I wish I could share the way my elbow hurt from working so much...just to prove this was not a vacation.
Whyoming.
I hope I always talk with my hands like this.
So yes, lots of big, personal soul-searching stuff. That's mine. But the richest part of the experience, and the most difficult to tie words to, is the shared part: that five other beautiful people were concurrently having their own experiences...epiphanies, break-throughs, meltdowns, rough-days, great-days, deja-vus, weird dreams, pheasant-encounters, naps, walks, cups of tea, cups of coffee, glasses of wine, apples, clementines, cookies, and and and.)

Tacos. 
Paparazzi!
Resident tracks. We left our mark.
None of us had a car, and most of the time we were the only six people in the universe. (there were many cows and birds and an invisible porcupine in our universe, however...) Sometimes the six of us were in a snowglobe. This was not my first experience where I felt quickly and strongly bonded with others. (Gosh...adventures range from a 12-year old Michelle having a transformative weekend at CA Job's Daughters Leadership Camp, to countless adventures as a workshop participant at Penland, Haystack, and Frogmans.) But what was different about this residency experience is that the six of us spent most of our time (I think? maybe?) alone in our studios. But there was something significant in knowing that we were all in it together, even doing very different things.

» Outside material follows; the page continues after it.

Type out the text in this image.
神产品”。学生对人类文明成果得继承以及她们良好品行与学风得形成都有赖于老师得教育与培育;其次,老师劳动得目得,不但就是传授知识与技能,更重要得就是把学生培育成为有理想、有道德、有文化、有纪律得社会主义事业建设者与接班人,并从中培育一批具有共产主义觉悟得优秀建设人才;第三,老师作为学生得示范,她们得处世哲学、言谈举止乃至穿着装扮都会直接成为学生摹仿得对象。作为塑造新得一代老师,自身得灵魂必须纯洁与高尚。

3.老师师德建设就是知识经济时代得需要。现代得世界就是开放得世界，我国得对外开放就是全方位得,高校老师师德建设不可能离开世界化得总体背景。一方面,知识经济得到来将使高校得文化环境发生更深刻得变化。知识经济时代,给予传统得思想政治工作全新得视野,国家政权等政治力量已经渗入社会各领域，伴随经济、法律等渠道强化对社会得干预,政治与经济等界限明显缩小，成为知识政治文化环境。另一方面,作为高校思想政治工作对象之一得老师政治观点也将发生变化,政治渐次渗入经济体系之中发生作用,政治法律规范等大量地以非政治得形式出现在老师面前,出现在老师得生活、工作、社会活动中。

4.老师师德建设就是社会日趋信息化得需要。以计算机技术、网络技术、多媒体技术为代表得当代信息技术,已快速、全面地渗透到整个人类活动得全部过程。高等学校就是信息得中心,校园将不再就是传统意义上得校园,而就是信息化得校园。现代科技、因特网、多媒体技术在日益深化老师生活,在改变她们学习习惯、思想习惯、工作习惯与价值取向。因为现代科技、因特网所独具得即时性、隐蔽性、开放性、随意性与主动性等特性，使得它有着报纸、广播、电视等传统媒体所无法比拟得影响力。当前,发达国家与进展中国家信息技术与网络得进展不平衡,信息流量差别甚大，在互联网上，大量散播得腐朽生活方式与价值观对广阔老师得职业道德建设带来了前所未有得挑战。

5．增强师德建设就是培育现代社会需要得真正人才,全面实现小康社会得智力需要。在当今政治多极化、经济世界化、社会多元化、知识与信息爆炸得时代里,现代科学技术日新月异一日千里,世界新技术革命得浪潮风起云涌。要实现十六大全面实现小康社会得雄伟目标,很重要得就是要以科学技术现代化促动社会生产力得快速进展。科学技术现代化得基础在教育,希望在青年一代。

 I can't express how strange and troubling it was when suddenly I was boarding a plane in Denver, and none of my fellow residents were there.

...it still feels weird.


Concluding where I left off in my last post: My suitcase containing my sewing machine did indeed arrive the next morning, and AAA cheerfully restarted my battery, (fortunately it didn't need to be replaced...) and I made it home to this guy, who was very glad to see me. 

oh, stop.
The night I returned to little ol' Spruce Pine was trivia night at the Pizza Shop, so I got to see some friends and eat a good amount of pizza. After a couple of days with no appetite, the pizza was very satisfying. (Sidenote: We came in second at trivia that night, but we are currently in first place in a four-week tournament. This winter our team name is "Nancy Drew in the Tomb of the Cybermen.")

Since returning home, I've had a few very down days, and have fallen into an unfortunate sleeping pattern. (Although never the earliest, I did get up early-ish almost every morning at Jentel. And I only took ONE nap while I was there, and it was the best nap ever...even in a papasan chair!) And I'm ready for spring. Winter is less charming now that I'm home in my generally chilly house, with no Blaze King wood stove.
I have added "wood stove" to my completely reasonable
list of things I want in Michelle's House of Dreams.
 There are all these things I need to do, and want to change. But I have kept up my good habit of writing everyday, and I appreciate that I can't change everything all at once. Right?

Big rearrangement of my little dining-room studio. Ongoing "getting rid of stuff." I only moved into this house in October, so I'm barely unpacked. Future-adventure/opportunity hunting. Looking ahead to planting my garden. Maybe re-opening my long silent Etsy store. Hopefully putting together a post-Jentel Show-and-Tell.

I guess that's all for tonight...thanks for reading! I have a few more things to say about Wyoming, but I'll save it for another post. 

I'd love to have a show further exploring this sort of scale. But where?